Le reazioni al Ddl sono numerose e contrastanti. Beppe Grillo grida alla morte dei siti, “la burocratizzazione obbliga chiunque abbia un sito o un blog, a dotarsi di una società editrice e ad avere un giornalista iscritto all’albo come direttore responsabile”. Pietro Folena, presidente della Commissione Cultura della Camera, sottolinea che “chi apre un blog non è un editore e non deve sottostare a regole riguardanti la stampa o gli operatori della comunicazione. Un blog è un diario – continua Folena -, un conto è la professione, l’impresa, altro è la libera circolazione di idee e informazioni”. Di Pietro èarriva addirittura a minacciare la crisi di governo se il Ddl diventerà legge, ”è una legge liberticida – afferma il ministro – per quanto mi riguarda non passerà mai, a costo di mettere in discussione l’appoggio dell’IdV al Governo”.

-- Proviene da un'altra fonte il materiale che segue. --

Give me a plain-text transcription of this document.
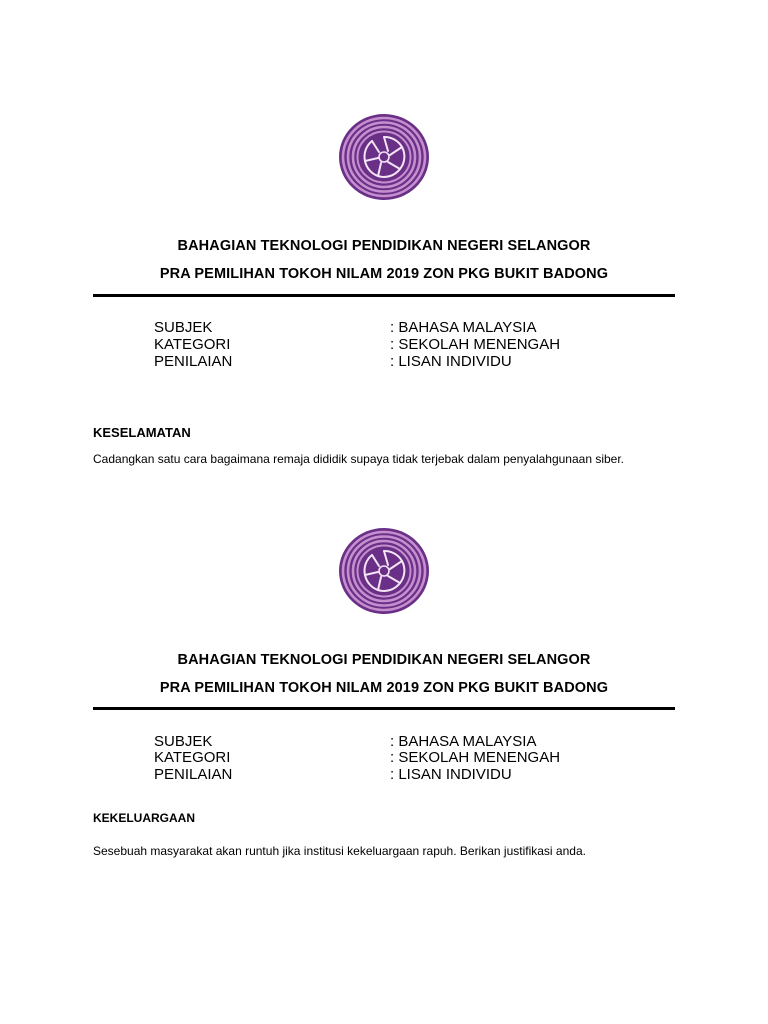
BAHAGIAN TEKNOLOGI PENDIDIKAN NEGERI SELANGOR
PRA PEMILIHAN TOKOH NILAM 2019 ZON PKG BUKIT BADONG
SUBJEK	: BAHASA MALAYSIA
KATEGORI	: SEKOLAH MENENGAH
PENILAIAN	: LISAN INDIVIDU
KESELAMATAN
Cadangkan satu cara bagaimana remaja dididik supaya tidak terjebak dalam penyalahgunaan siber.
BAHAGIAN TEKNOLOGI PENDIDIKAN NEGERI SELANGOR
PRA PEMILIHAN TOKOH NILAM 2019 ZON PKG BUKIT BADONG
SUBJEK	: BAHASA MALAYSIA
KATEGORI	: SEKOLAH MENENGAH
PENILAIAN	: LISAN INDIVIDU
KEKELUARGAAN
Sesebuah masyarakat akan runtuh jika institusi kekeluargaan rapuh. Berikan justifikasi anda.
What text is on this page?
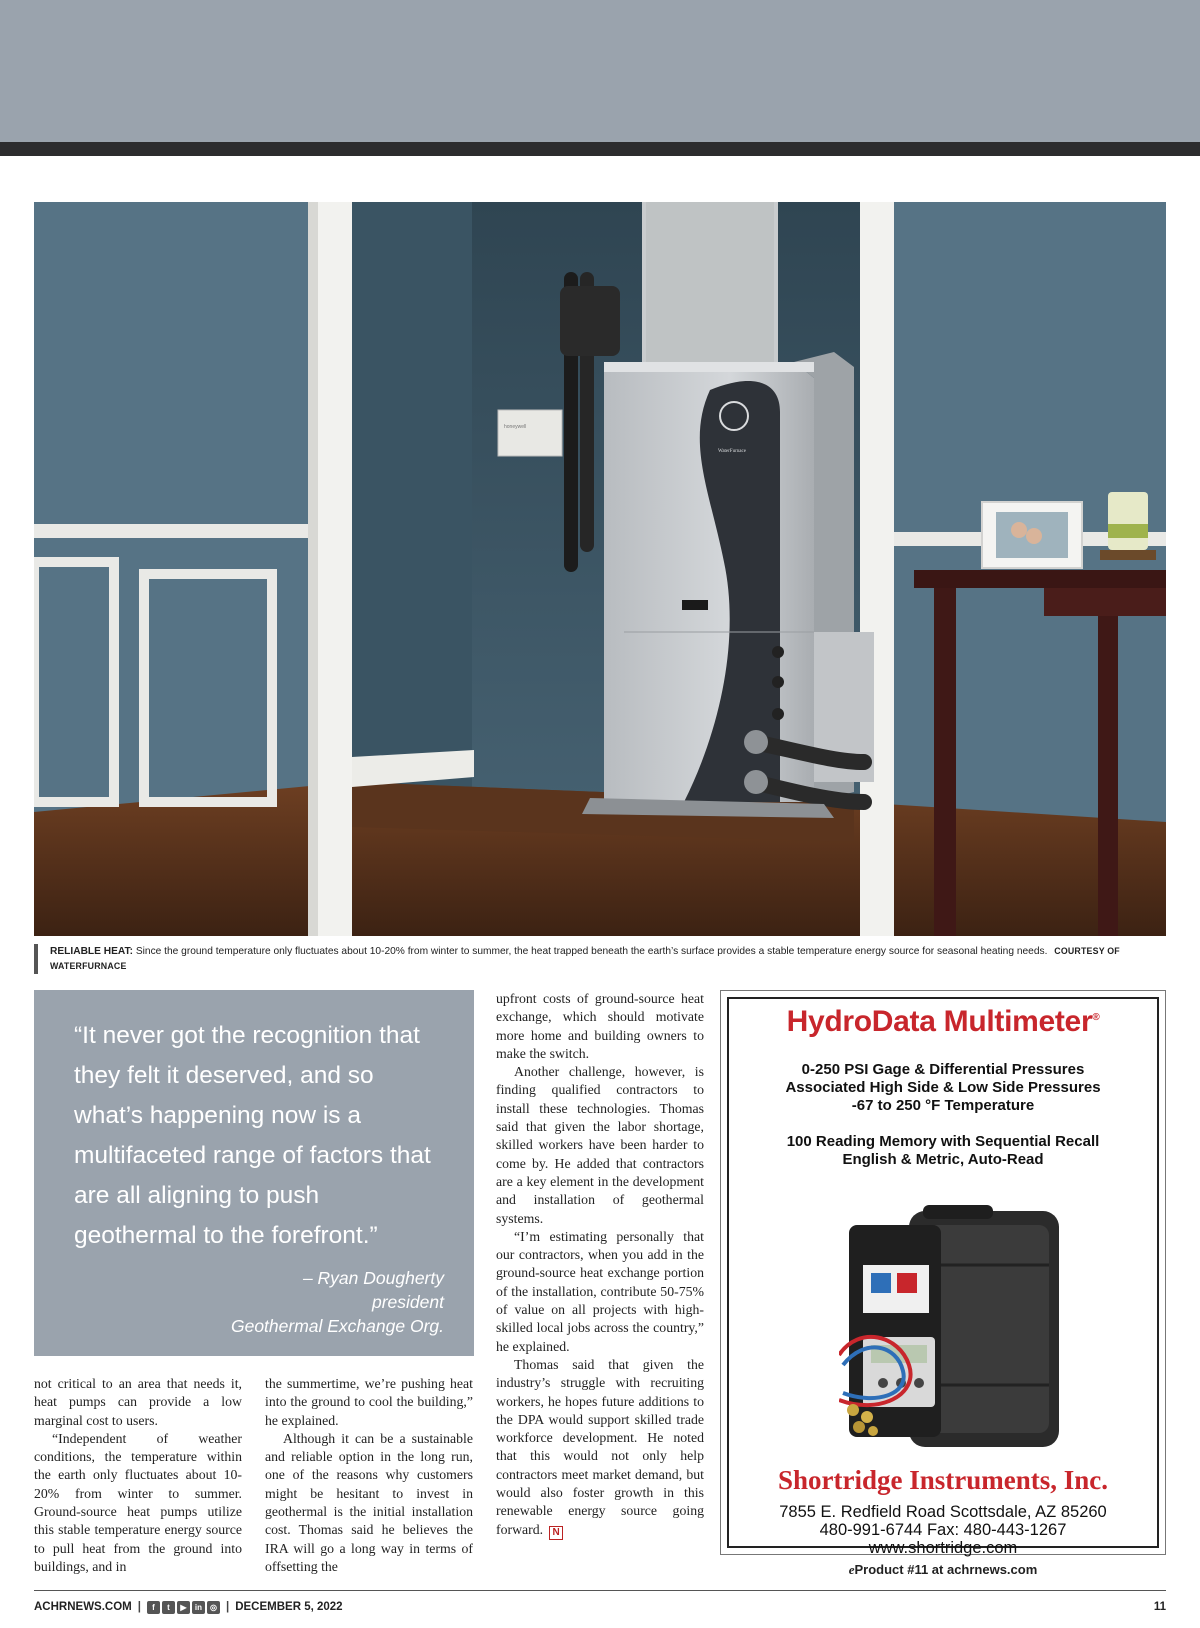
honeywell
WaterFurnace
RELIABLE HEAT: Since the ground temperature only fluctuates about 10-20% from winter to summer, the heat trapped beneath the earth’s surface provides a stable temperature energy source for seasonal heating needs. COURTESY OF WATERFURNACE
“It never got the recognition that they felt it deserved, and so what’s happening now is a multifaceted range of factors that are all aligning to push geothermal to the forefront.”
– Ryan Dougherty
president
Geothermal Exchange Org.

not critical to an area that needs it, heat pumps can provide a low marginal cost to users.

“Independent of weather conditions, the temperature within the earth only fluctuates about 10-20% from winter to summer. Ground-source heat pumps utilize this stable temperature energy source to pull heat from the ground into buildings, and in

the summertime, we’re pushing heat into the ground to cool the building,” he explained.

Although it can be a sustainable and reliable option in the long run, one of the reasons why customers might be hesitant to invest in geothermal is the initial installation cost. Thomas said he believes the IRA will go a long way in terms of offsetting the

upfront costs of ground-source heat exchange, which should motivate more home and building owners to make the switch.

Another challenge, however, is finding qualified contractors to install these technologies. Thomas said that given the labor shortage, skilled workers have been harder to come by. He added that contractors are a key element in the development and installation of geothermal systems.

“I’m estimating personally that our contractors, when you add in the ground-source heat exchange portion of the installation, contribute 50-75% of value on all projects with high-skilled local jobs across the country,” he explained.

Thomas said that given the industry’s struggle with recruiting workers, he hopes future additions to the DPA would support skilled trade workforce development. He noted that this would not only help contractors meet market demand, but would also foster growth in this renewable energy source going forward. N

HydroData Multimeter®
0-250 PSI Gage & Differential Pressures
Associated High Side & Low Side Pressures
-67 to 250 °F Temperature
100 Reading Memory with Sequential Recall
English & Metric, Auto-Read
Shortridge Instruments, Inc.
7855 E. Redfield Road Scottsdale, AZ 85260
480-991-6744 Fax: 480-443-1267
www.shortridge.com
eProduct #11 at achrnews.com
ACHRNEWS.COM |	f	t	▶	in ◎ | DECEMBER 5, 2022	11
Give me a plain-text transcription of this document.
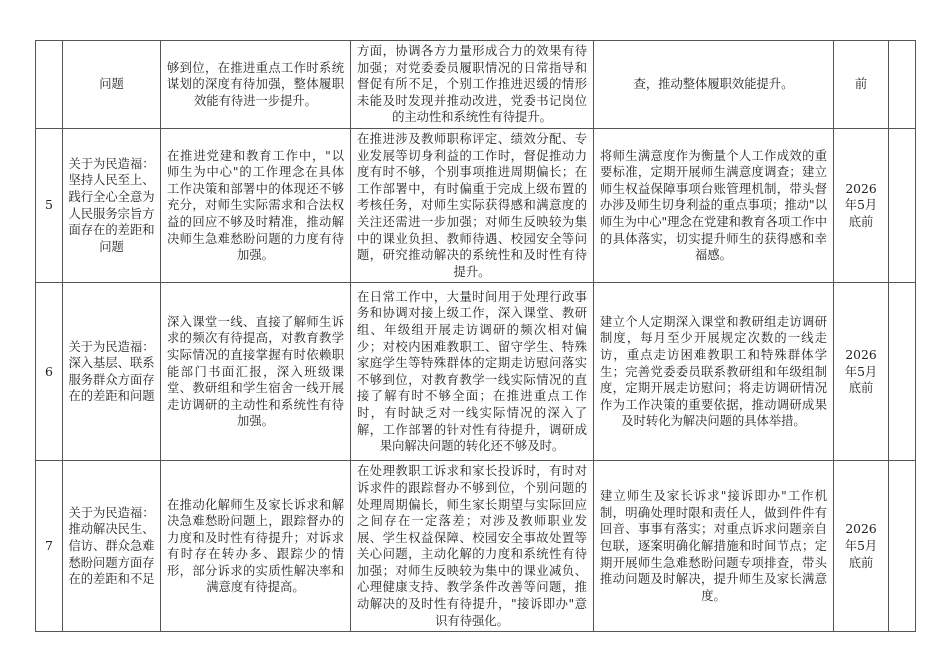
	问题	够到位，在推进重点工作时系统谋划的深度有待加强，整体履职效能有待进一步提升。	方面，协调各方力量形成合力的效果有待加强；对党委委员履职情况的日常指导和督促有所不足，个别工作推进迟缓的情形未能及时发现并推动改进，党委书记岗位的主动性和系统性有待提升。	查，推动整体履职效能提升。	前	
5	关于为民造福：坚持人民至上、践行全心全意为人民服务宗旨方面存在的差距和问题	在推进党建和教育工作中，"以师生为中心"的工作理念在具体工作决策和部署中的体现还不够充分，对师生实际需求和合法权益的回应不够及时精准，推动解决师生急难愁盼问题的力度有待加强。	在推进涉及教师职称评定、绩效分配、专业发展等切身利益的工作时，督促推动力度有时不够，个别事项推进周期偏长；在工作部署中，有时偏重于完成上级布置的考核任务，对师生实际获得感和满意度的关注还需进一步加强；对师生反映较为集中的课业负担、教师待遇、校园安全等问题，研究推动解决的系统性和及时性有待提升。	将师生满意度作为衡量个人工作成效的重要标准，定期开展师生满意度调查；建立师生权益保障事项台账管理机制，带头督办涉及师生切身利益的重点事项；推动"以师生为中心"理念在党建和教育各项工作中的具体落实，切实提升师生的获得感和幸福感。	2026年5月底前	
6	关于为民造福：深入基层、联系服务群众方面存在的差距和问题	深入课堂一线、直接了解师生诉求的频次有待提高，对教育教学实际情况的直接掌握有时依赖职能部门书面汇报，深入班级课堂、教研组和学生宿舍一线开展走访调研的主动性和系统性有待加强。	在日常工作中，大量时间用于处理行政事务和协调对接上级工作，深入课堂、教研组、年级组开展走访调研的频次相对偏少；对校内困难教职工、留守学生、特殊家庭学生等特殊群体的定期走访慰问落实不够到位，对教育教学一线实际情况的直接了解有时不够全面；在推进重点工作时，有时缺乏对一线实际情况的深入了解，工作部署的针对性有待提升，调研成果向解决问题的转化还不够及时。	建立个人定期深入课堂和教研组走访调研制度，每月至少开展规定次数的一线走访，重点走访困难教职工和特殊群体学生；完善党委委员联系教研组和年级组制度，定期开展走访慰问；将走访调研情况作为工作决策的重要依据，推动调研成果及时转化为解决问题的具体举措。	2026年5月底前	
7	关于为民造福：推动解决民生、信访、群众急难愁盼问题方面存在的差距和不足	在推动化解师生及家长诉求和解决急难愁盼问题上，跟踪督办的力度和及时性有待提升；对诉求有时存在转办多、跟踪少的情形，部分诉求的实质性解决率和满意度有待提高。	在处理教职工诉求和家长投诉时，有时对诉求件的跟踪督办不够到位，个别问题的处理周期偏长，师生家长期望与实际回应之间存在一定落差；对涉及教师职业发展、学生权益保障、校园安全事故处置等关心问题，主动化解的力度和系统性有待加强；对师生反映较为集中的课业减负、心理健康支持、教学条件改善等问题，推动解决的及时性有待提升，"接诉即办"意识有待强化。	建立师生及家长诉求"接诉即办"工作机制，明确处理时限和责任人，做到件件有回音、事事有落实；对重点诉求问题亲自包联，逐案明确化解措施和时间节点；定期开展师生急难愁盼问题专项排查，带头推动问题及时解决，提升师生及家长满意度。	2026年5月底前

In ultimo è venuta la dichiarazione del Ministro per le Comunicazioni Gentiloni, che si è scusato ”per non aver controllato personalmente parola per parola il testo consegnato al CdM. Pensavo confermasse solo le norme esistenti”. Per il Ministro “va bene applicare anche ai giornali on line le norme in vigore per la carta stampata, ma sarebbe un grave errore estenderle ai siti e ai blog. Molto meglio lasciare le regole attuali. Sono convinto che lo stesso sottosegretario alla Presidenza Levi correggerà l’errore”. Retromarcia dunque. Speriamo.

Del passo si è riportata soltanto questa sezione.